Watching a job well done

Helen, the sales assistant at the local grocery shop in our suburb made our day. Sensing that we were new, she started a nice conversation with us, enquiring about our background, providing an overview of the suburb, offering any support that may be needed. This was two years ago. My wife and daughter were shy and anxious as we were still settling down in a new country. Helen did her bit to ensure they felt less as strangers.

Soon, we discovered the bigger malls, and spoilt for choice, we rarely stepped into the local shop.  Every time I did however, Helen would ask excitedly, “Is the family well?…Good!”.

Watching her interact with the shoppers, I was intrigued by her enthusiasm and zeal, and wondered if “customer service” as a responsibility in her job profile sufficiently described what she demonstrated. Her greetings are genuine and sincere.

I look at her doing her job and it feels so good. Why? Now, one does not perform a job for others to observe, unless it is not really a job. Performing arts and sports are typically the domains that involve an audience. We learn a lot from those professionals and derive meanings for our lives from their actions, attitude and outcomes, sometimes unintended by them.

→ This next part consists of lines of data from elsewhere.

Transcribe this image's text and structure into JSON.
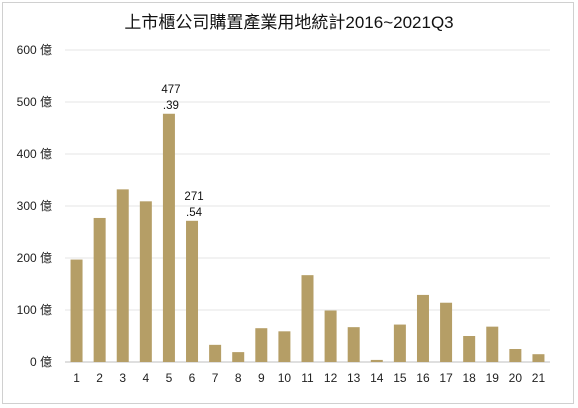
{
  "chart_data": {
    "type": "bar",
    "title": "上市櫃公司購置產業用地統計2016~2021Q3",
    "xlabel": "",
    "ylabel": "",
    "categories": [
      "1",
      "2",
      "3",
      "4",
      "5",
      "6",
      "7",
      "8",
      "9",
      "10",
      "11",
      "12",
      "13",
      "14",
      "15",
      "16",
      "17",
      "18",
      "19",
      "20",
      "21"
    ],
    "values": [
      197,
      277,
      332,
      309,
      477.39,
      271.54,
      33,
      19,
      65,
      59,
      167,
      99,
      67,
      4,
      72,
      129,
      114,
      50,
      68,
      25,
      15
    ],
    "ylim": [
      0,
      600
    ],
    "yticks": [
      {
        "value": 0,
        "label": "0 億"
      },
      {
        "value": 100,
        "label": "100 億"
      },
      {
        "value": 200,
        "label": "200 億"
      },
      {
        "value": 300,
        "label": "300 億"
      },
      {
        "value": 400,
        "label": "400 億"
      },
      {
        "value": 500,
        "label": "500 億"
      },
      {
        "value": 600,
        "label": "600 億"
      }
    ],
    "data_labels": [
      {
        "index": 4,
        "line1": "477",
        "line2": ".39"
      },
      {
        "index": 5,
        "line1": "271",
        "line2": ".54"
      }
    ],
    "grid": true,
    "legend": "none",
    "colors": {
      "bar": "#b59e66",
      "grid": "#e6e6e6",
      "axis": "#bfbfbf"
    }
  }
}
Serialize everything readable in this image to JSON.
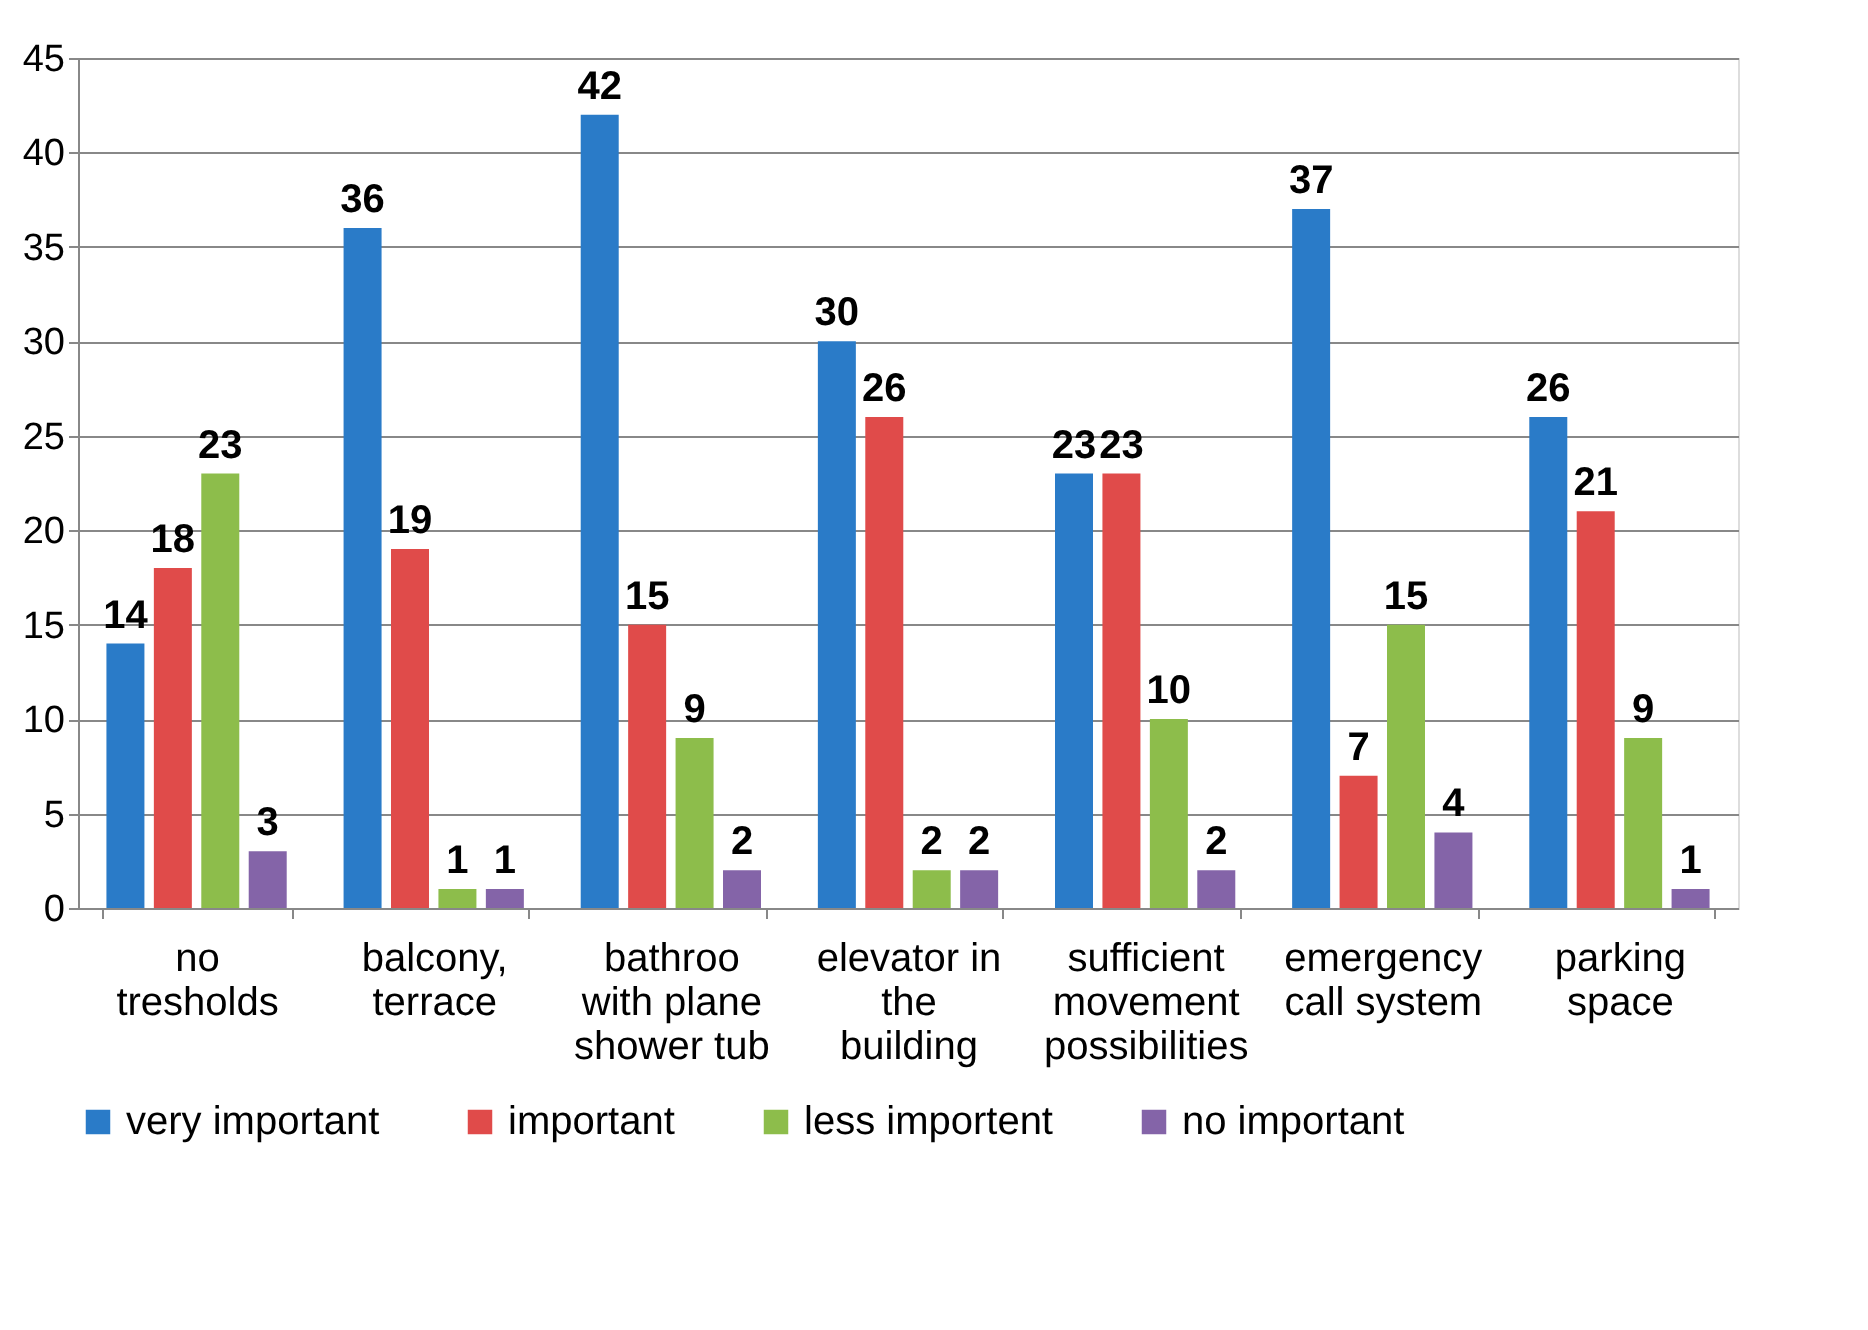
{
  "chart_data": {
    "type": "bar",
    "categories": [
      "no tresholds",
      "balcony, terrace",
      "bathroo with plane shower tub",
      "elevator in the building",
      "sufficient movement possibilities",
      "emergency call system",
      "parking space"
    ],
    "series": [
      {
        "name": "very important",
        "color": "#2a7bc8",
        "values": [
          14,
          36,
          42,
          30,
          23,
          37,
          26
        ]
      },
      {
        "name": "important",
        "color": "#e04b4a",
        "values": [
          18,
          19,
          15,
          26,
          23,
          7,
          21
        ]
      },
      {
        "name": "less importent",
        "color": "#8dbd4b",
        "values": [
          23,
          1,
          9,
          2,
          10,
          15,
          9
        ]
      },
      {
        "name": "no important",
        "color": "#8464a8",
        "values": [
          3,
          1,
          2,
          2,
          2,
          4,
          1
        ]
      }
    ],
    "ylim": [
      0,
      45
    ],
    "yticks": [
      0,
      5,
      10,
      15,
      20,
      25,
      30,
      35,
      40,
      45
    ],
    "grid": "y",
    "legend": "bottom",
    "data_labels": true
  }
}
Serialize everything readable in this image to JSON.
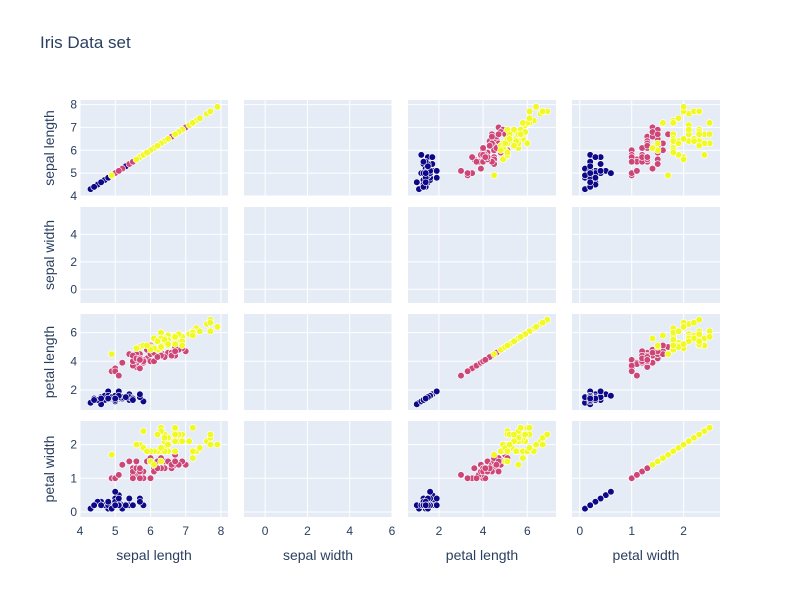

But we grossly underestimate the influences of many other jobs on our lives. I mean when we pay attention to the way those are performed. For instance, I get my haircut from the same shop that I have been frequenting for two years. There are six barbers employed but I distinctly remember (and prefer) one guy. Harry is more of an artist. He doesn’t follow a routine, he doesn’t talk much. When he is finally done with cutting, styling and grooming, I sense I didn’t just get a haircut – but an experience!

This is explained by the science behind why we watch sports.

Mirror Neurons

When we watch a game (or for that matter any action), mirror neurons in our brain become active. The famous neuroscientist, VS Ramachandran illustrates how the discovery of mirror neurons have been a game changer in neuroscience during the last decade. Watch this fascinating TED Talk The neurons that shaped civilization where he explains its role in refining the concepts of empathy, imitation and our social behaviour.

Max Branson argues in this article that “our brains aren’t just watching sports — they’re trying to play”. Perhaps this explains why I feel the ecstasy when Federer steps out to hit a cross-court backhand shot! From a research cited by Gartland, “about one-fifth of the neurons that fire in the premotor cortex when we perform an action also fire at the sight of somebody else performing that action.”

Helen and Harry have given me something that I wasn’t even aware that I received: The pleasure of doing something very well.

As Yogi Berra, the famous American baseball coach would say, “You can observe a lot by just watching”.

2 Comments

  1. Great job pulling together the research around mirror neurons, Ram. It is good to know some of the science behind why we like seeing a job well done.